“É preciso sair da caixinha”!

C expressão “sair da caixinha” virou palavra de ordem no encontro que o governador Tião Viana realizou semana passada no Resort Hotel, em Rio Branco, mobilizando cerca de 400 gestores, técnicos e colaboradores do governo, que, confinados no local, sem direito ao uso de celular, passaram dois dias (23 e 24) discutindo e ajustando um Plano Operacional para aplicar um bilhão e 50 milhões de reais no Estado, até 2018.

Reunidos em quatro grupos, em salas separadas, sua missão era escolher as “altas” prioridades do Programa de Desenvolvimento Sustentável do Acre para executar, sem perder tempo nem dinheiro, projetos com transversalidade entre secretarias. Os eixos da execução incluem Economia Sustentável, Segurança Pública, Desenvolvimento Social e Prevenção à Violência, e Infraestrutura. Na extensa lista, a “alta” prioridade estava destacada em azul.

Imaginem o que é passar 16 horas sentado numa cadeira pouco confortável, ouvindo debate técnico entre gestores que, aparentemente, não tinham como raciocinar fora da caixinha! Mas entendo que o planejamento é importante para uma boa execução de obras públicas, por isso, suportei estoicamente o “castigo”.  Como jornalista, acabei recompensado, porque passei a conhecer melhor a dimensão da gestão do governo.

Nos dois dias de discussão, o governador Tião Viana entrou mais de uma vez em cada sala pra animar a turma. Na de Economia Sustentável, que acomodava 55 debatedores, percebi que o visitante falava fora da caixinha e de caixões. Como exemplo, disse que quer transformar o município do Jordão numa localidade de desenvolvimento sustentável exemplar. Lá, o governo já pavimentou todas as ruas, estendeu a rede de esgoto, colocou água tratada jorrando 24 horas nas torneiras, sem precisar de caixa d’água.

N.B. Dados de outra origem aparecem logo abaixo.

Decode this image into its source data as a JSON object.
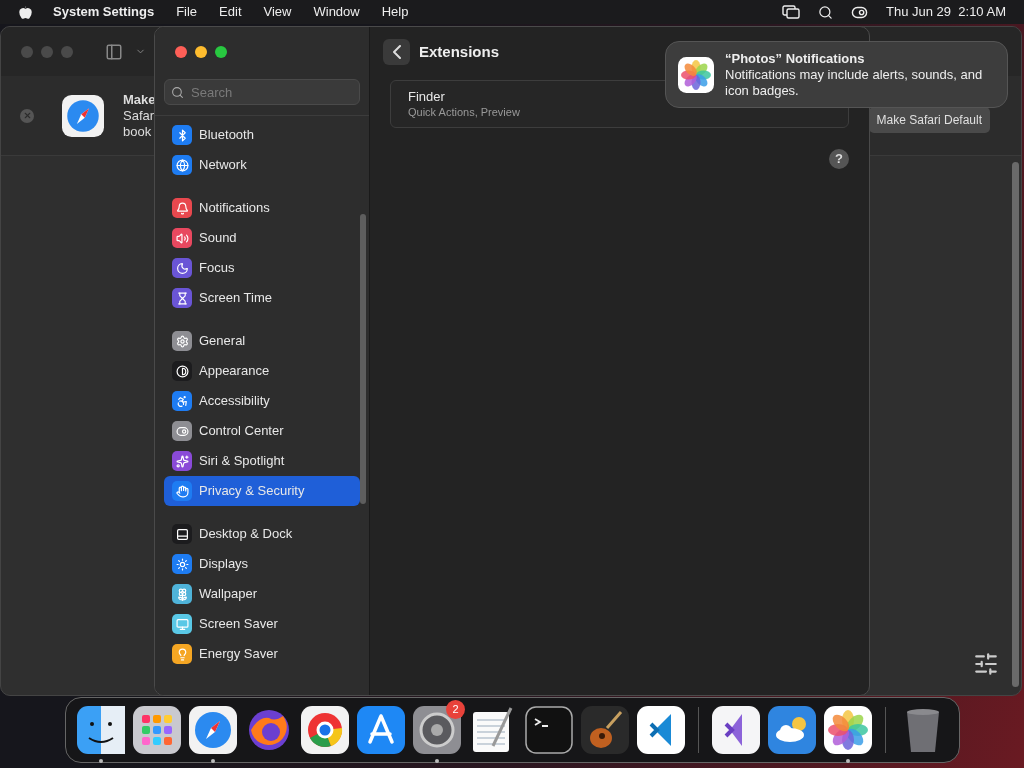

Até 2018, o município localizado nas cabeceiras do Rio Tarauacá, com 6.577 habitantes, a maioria morando na floresta e tendo origem indígena, será modelo também em educação, saúde, segurança pública e exibirá, orgulhosamente, o melhor índice de desenvolvimento humano. Até bem pouco tempo, era considerado o pior.

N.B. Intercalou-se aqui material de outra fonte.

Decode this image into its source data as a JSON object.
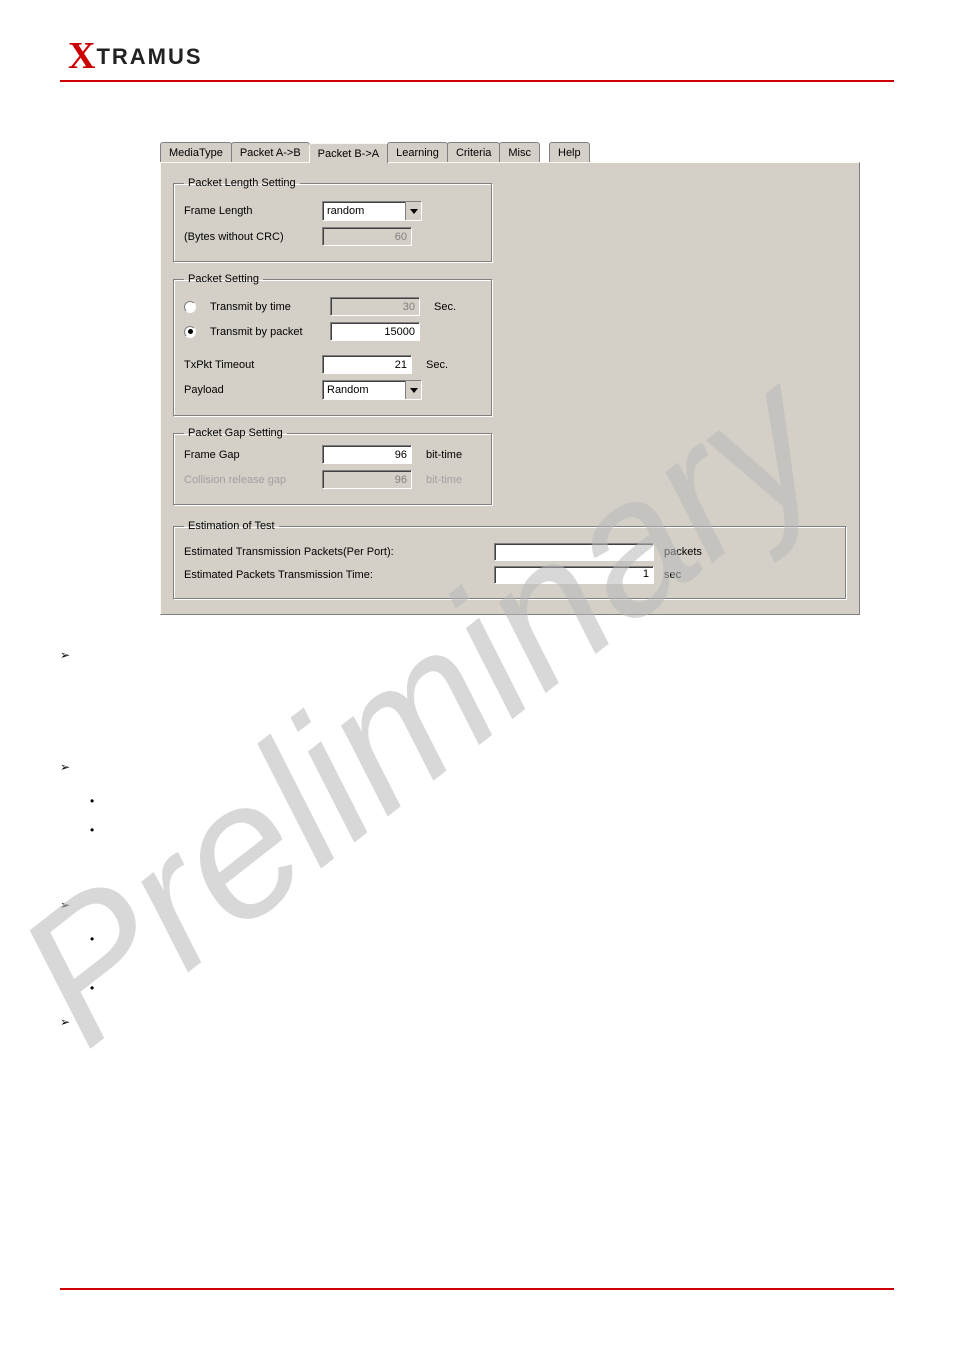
{
  "logo": {
    "x": "X",
    "rest": "TRAMUS"
  },
  "tabs": {
    "mediaType": "MediaType",
    "packetAB": "Packet A->B",
    "packetBA": "Packet B->A",
    "learning": "Learning",
    "criteria": "Criteria",
    "misc": "Misc",
    "help": "Help"
  },
  "packetLengthSetting": {
    "legend": "Packet Length Setting",
    "frameLengthLabel": "Frame Length",
    "frameLengthValue": "random",
    "bytesLabel": "(Bytes without CRC)",
    "bytesValue": "60"
  },
  "packetSetting": {
    "legend": "Packet Setting",
    "transmitByTime": "Transmit by time",
    "transmitByTimeValue": "30",
    "transmitByTimeUnit": "Sec.",
    "transmitByPacket": "Transmit by packet",
    "transmitByPacketValue": "15000",
    "txPktTimeoutLabel": "TxPkt Timeout",
    "txPktTimeoutValue": "21",
    "txPktTimeoutUnit": "Sec.",
    "payloadLabel": "Payload",
    "payloadValue": "Random"
  },
  "packetGapSetting": {
    "legend": "Packet Gap Setting",
    "frameGapLabel": "Frame Gap",
    "frameGapValue": "96",
    "frameGapUnit": "bit-time",
    "collisionLabel": "Collision release gap",
    "collisionValue": "96",
    "collisionUnit": "bit-time"
  },
  "estimation": {
    "legend": "Estimation of Test",
    "packetsLabel": "Estimated Transmission Packets(Per Port):",
    "packetsValue": "",
    "packetsUnit": "packets",
    "timeLabel": "Estimated Packets Transmission Time:",
    "timeValue": "1",
    "timeUnit": "sec"
  }
}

Na verdade, o governador chega à última metade do seu segundo mandato com justificada euforia. Em seis anos, entregou mais de 12 mil moradias a famílias sem teto. Fez do Acre o estado com maior investimento em saúde por habitante, ficando atrás apenas do Distrito Federal. O Ideb (Índice de Desenvolvimento de Educação Básica) passou a comprovar a qualidade de sua educação. E a economia regional foi diversificada, fortalecendo as cadeias produtivas, a agricultura familiar e o extrativismo, sem descartar a agroindústria. A pecuária adotou crescimento vertical e a carne acreana já chegou ao Egito.

Leitor assíduo de obras recém-lançadas e outras clássicas, o governador recorre, por exemplo, à Viagem ao Fundo do Mar e à Jornada nas Estrelas para sugerir solidariedade,  objetividade e  determinação aos distraídos. “Quantos aqui ligam pros colegas perguntando como vai sua gestão? Precisamos de menos individualismo e mais solidariedade”, sugeriu, carismático.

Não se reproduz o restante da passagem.